Jimmy n’en pouvait plus de réparer ces guitares D’Angelico, car ces travaux réduisaient le temps qu’il pouvait consacrer à la fabrication de ses instruments. J’étais heureux d’hériter des travaux de réparation, car j’appréciais le défi qu’ils représentaient et cela me permettait de gagner de l’expérience. Quant à lui, Jimmy était heureux de ne plus avoir à composer avec ce type de problème. Je m’occupais donc de toutes les réparations. J’appelais parfois Jimmy pour lui poser des questions sur une guitare D’Angelico ou pour lui demander un morceau de filet de bordure dont j’avais besoin. C’est ainsi que j’ai eu la chance de lui rendre visite si souvent. Je me rendais à son atelier avec la guitare sur laquelle je travaillais et par la même occasion, je pouvais voir ce sur quoi il travaillait et j’écoutais les nombreuses histoires passionnantes à propos de ses guitares et des années qu’il avait passées dans l’atelier de D’Angelico. Je lui montrais parfois un de mes instruments ; nous avons passé de nombreuses heures à partager nos idées.

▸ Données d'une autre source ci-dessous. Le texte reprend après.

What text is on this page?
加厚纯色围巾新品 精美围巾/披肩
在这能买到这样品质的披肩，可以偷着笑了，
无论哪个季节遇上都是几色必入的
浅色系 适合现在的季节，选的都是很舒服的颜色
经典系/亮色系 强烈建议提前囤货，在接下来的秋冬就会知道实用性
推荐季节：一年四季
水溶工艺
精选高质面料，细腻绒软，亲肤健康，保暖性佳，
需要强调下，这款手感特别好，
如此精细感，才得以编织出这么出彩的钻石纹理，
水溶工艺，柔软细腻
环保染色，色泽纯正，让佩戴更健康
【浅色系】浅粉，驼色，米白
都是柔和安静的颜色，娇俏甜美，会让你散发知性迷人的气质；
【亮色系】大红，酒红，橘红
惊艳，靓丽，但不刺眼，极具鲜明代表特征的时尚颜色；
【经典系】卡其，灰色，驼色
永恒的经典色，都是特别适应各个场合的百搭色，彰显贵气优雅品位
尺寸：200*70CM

Je me considère très chanceux d’avoir connu Jimmy et d’avoir lié une amitié avec lui.
Jacques-André : Parlez-nous de votre version de la guitare Teardrop. Dans quelle mesure est-elle fidèle aux guitares originales?
John : Si on devait comparer les trois guitares Teardrop, c'est-à-dire la D’Angelico, la D’Aquisto et la Monteleone, la mienne est la moins semblable aux autres. Je ne voulais pas simplement copier les guitares originales ; j’ai donc délibérément cherché à m’en éloigner. Leurs guitares témoignent d’une relation très étroite, presque paternelle, ce qui est fort logique compte tenu de leur histoire commune.

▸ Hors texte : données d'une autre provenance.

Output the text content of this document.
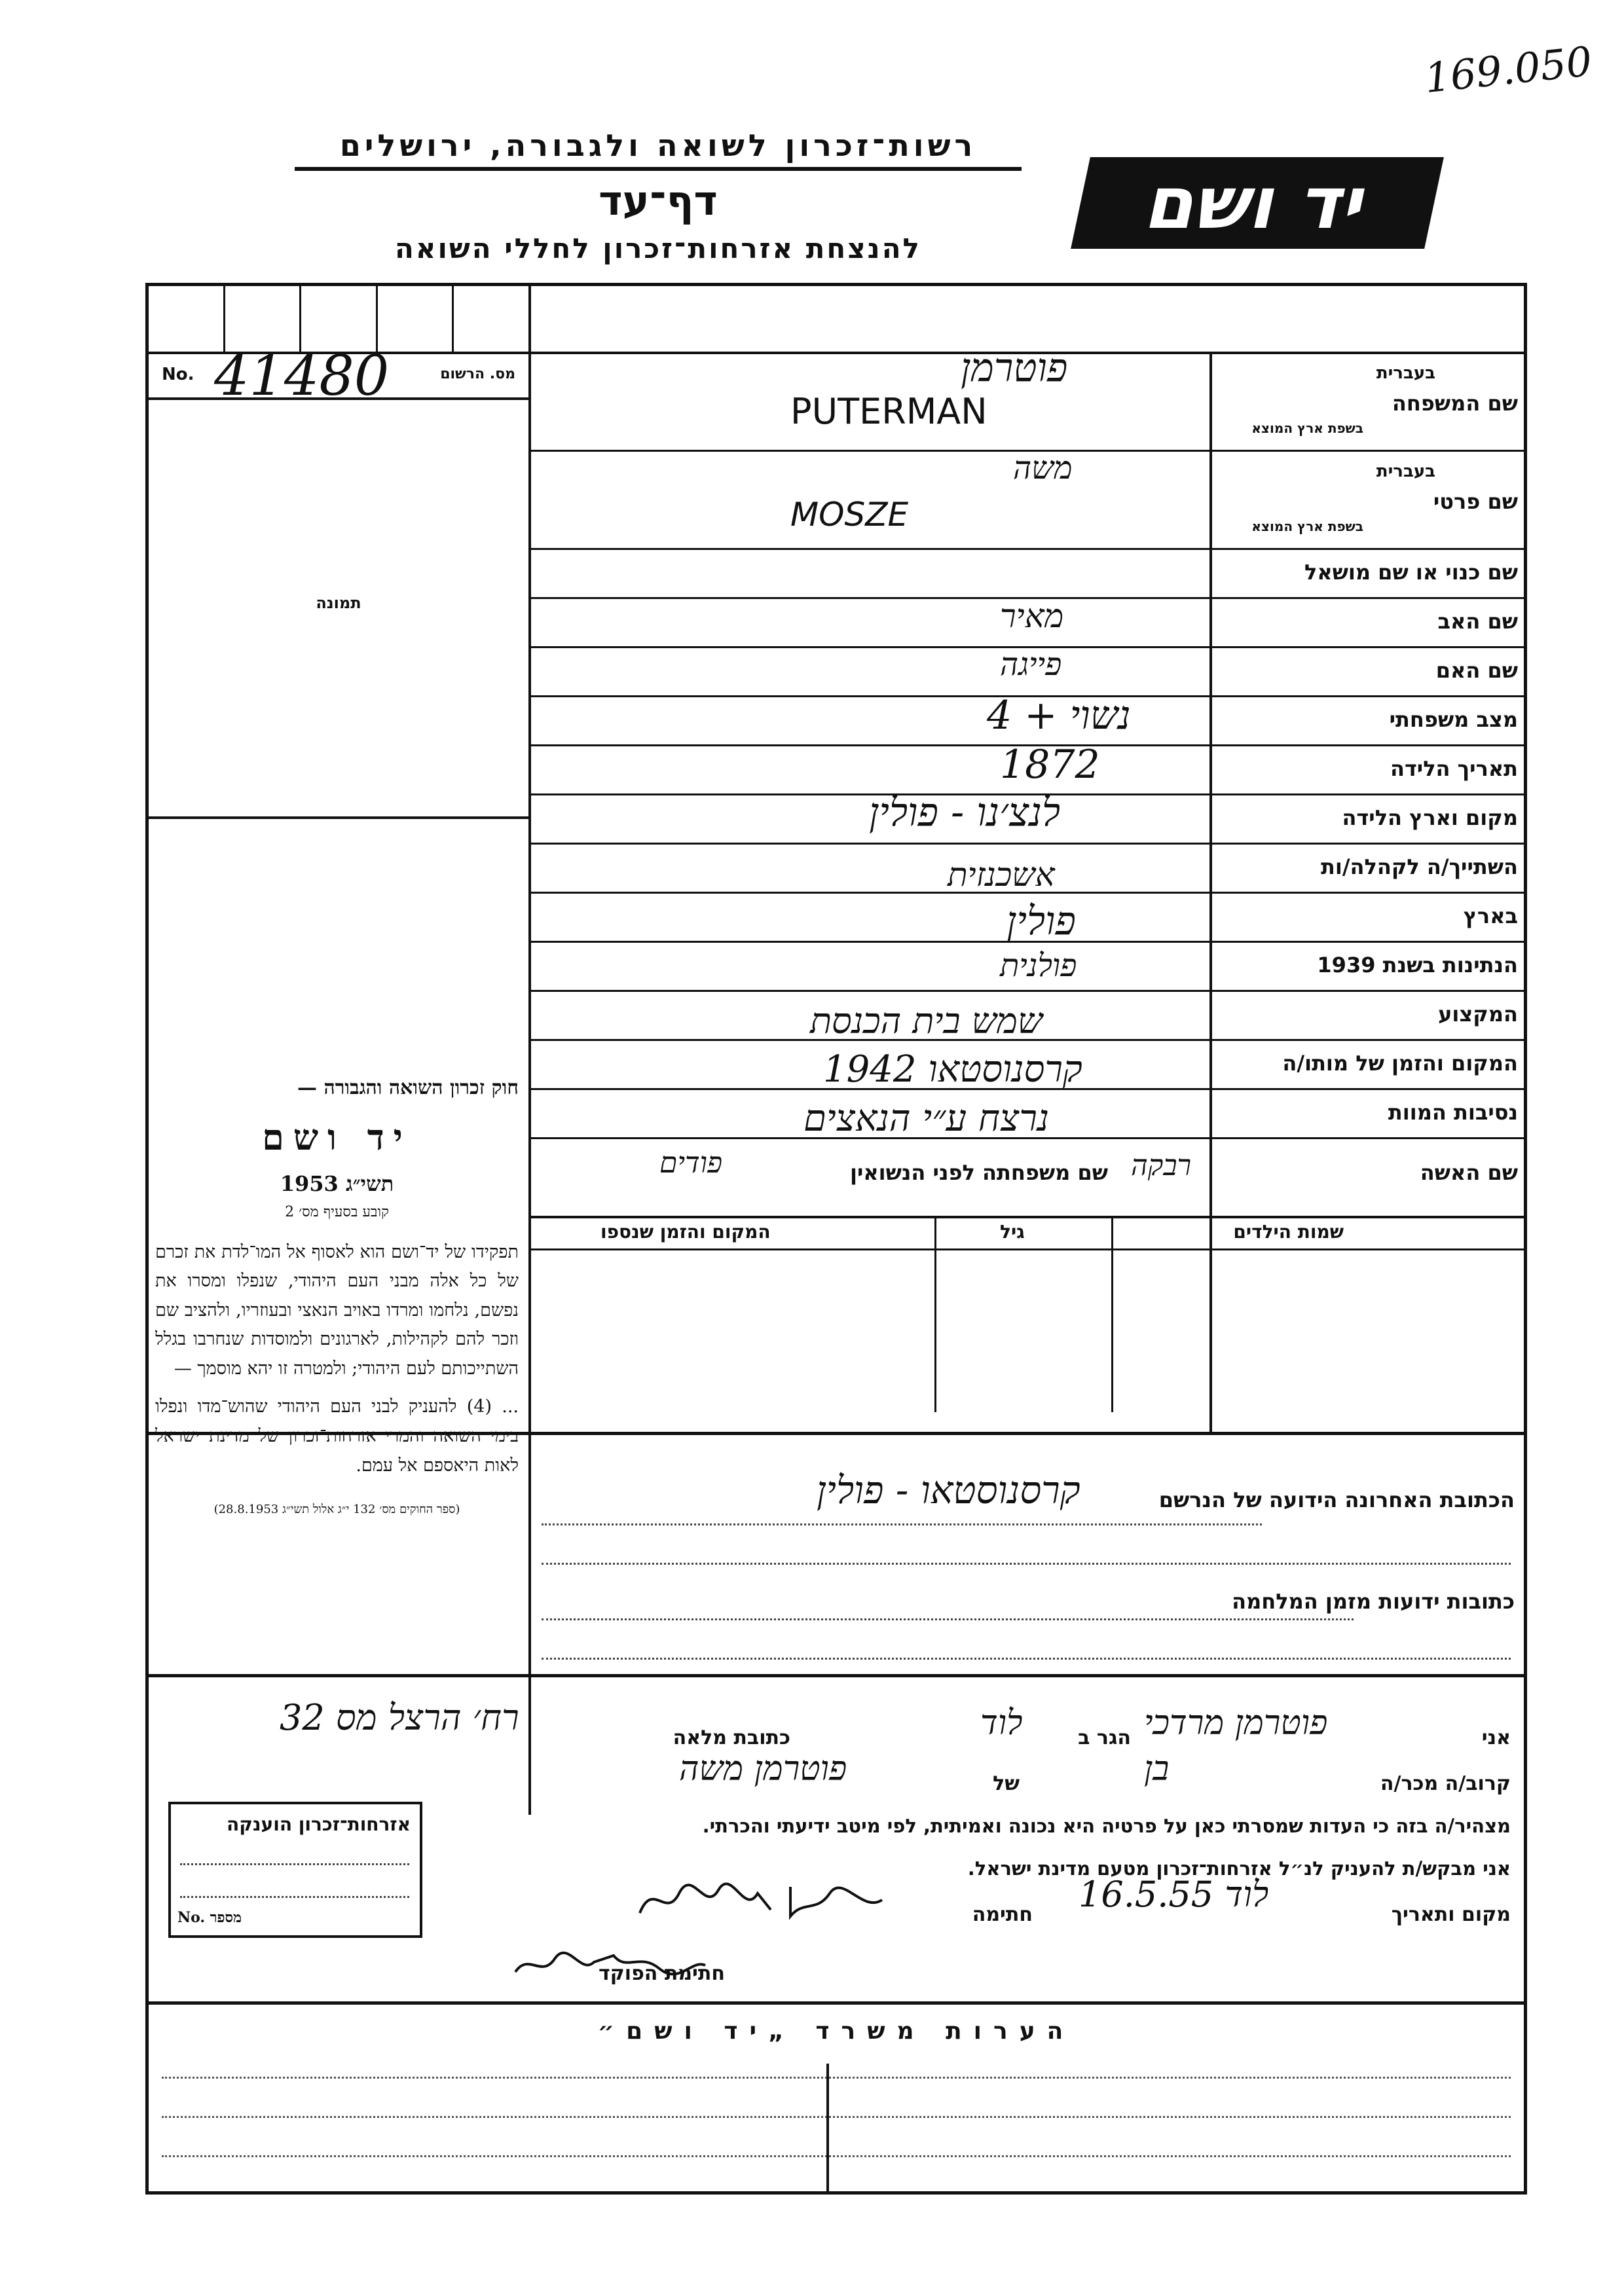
169.050
רשות־זכרון לשואה ולגבורה, ירושלים
דף־עד
להנצחת אזרחות־זכרון לחללי השואה
יד ושם
No. 41480	מס. הרשום
תמונה
חוק זכרון השואה והגבורה —
יד ושם
תשי״ג 1953
קובע בסעיף מס׳ 2
תפקידו של יד־ושם הוא לאסוף אל המו־לדת את זכרם של כל אלה מבני העם היהודי, שנפלו ומסרו את נפשם, נלחמו ומרדו באויב הנאצי ובעוזריו, ולהציב שם וזכר להם לקהילות, לארגונים ולמוסדות שנחרבו בגלל השתייכותם לעם היהודי; ולמטרה זו יהא מוסמך —
... (4) להעניק לבני העם היהודי שהוש־מדו ונפלו בימי השואה והמרי אזרחות־זכרון של מדינת ישראל לאות היאספם אל עמם.
(ספר החוקים מס׳ 132 י״ג אלול תשי״ג 28.8.1953)
בעברית
שם המשפחה
בשפת ארץ המוצא
פוטרמן
PUTERMAN
בעברית
שם פרטי
בשפת ארץ המוצא
משה
MOSZE
שם כנוי או שם מושאל
שם האב
מאיר
שם האם
פייגה
מצב משפחתי
נשוי + 4
תאריך הלידה
1872
מקום וארץ הלידה
לנצ׳נו - פולין
השתייך/ה לקהלה/ות
אשכנזית
בארץ
פולין
הנתינות בשנת 1939
פולנית
המקצוע
שמש בית הכנסת
המקום והזמן של מותו/ה
קרסנוסטאו 1942
נסיבות המוות
נרצח ע״י הנאצים
שם האשה
רבקה
שם משפחתה לפני הנשואין
פודים
שמות הילדים
גיל
המקום והזמן שנספו
הכתובת האחרונה הידועה של הנרשם
קרסנוסטאו - פולין
כתובות ידועות מזמן המלחמה
אני
פוטרמן מרדכי
הגר ב
לוד
כתובת מלאה
רח׳ הרצל מס 32
קרוב/ה מכר/ה
בן
של
פוטרמן משה
מצהיר/ה בזה כי העדות שמסרתי כאן על פרטיה היא נכונה ואמיתית, לפי מיטב ידיעתי והכרתי.
אני מבקש/ת להעניק לנ״ל אזרחות־זכרון מטעם מדינת ישראל.
מקום ותאריך
לוד 16.5.55
חתימה
חתימת הפוקד
אזרחות־זכרון הוענקה
No. מספר
הערות משרד „יד ושם״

Pour moi, le défi consistait à respecter l’esprit de la conception des deux premières guitares Teardrop, tout en proposant un instrument unique et personnel.
La portion de ma guitare qui l’assimile de manière évidente aux deux autres est l’appendice pointu qui dépasse du côté inférieur droit du corps de la guitare (c.-à-d. du côté des cordes aiguës). John a été le premier à incorporer cet élément à la guitare et Jimmy a repris l’idée en fabriquant sa guitare Teardrop. Bien évidemment, ma guitare comporte également cet élément. À part cela, ma guitare est très différente des deux autres.
Je me suis inspiré de mes mandolines pour concevoir un corps comportant une volute, ce qui permet d’équilibrer la forme de la guitare. Le joint du manche et la volute du corps sont inspirés de mes mandolines.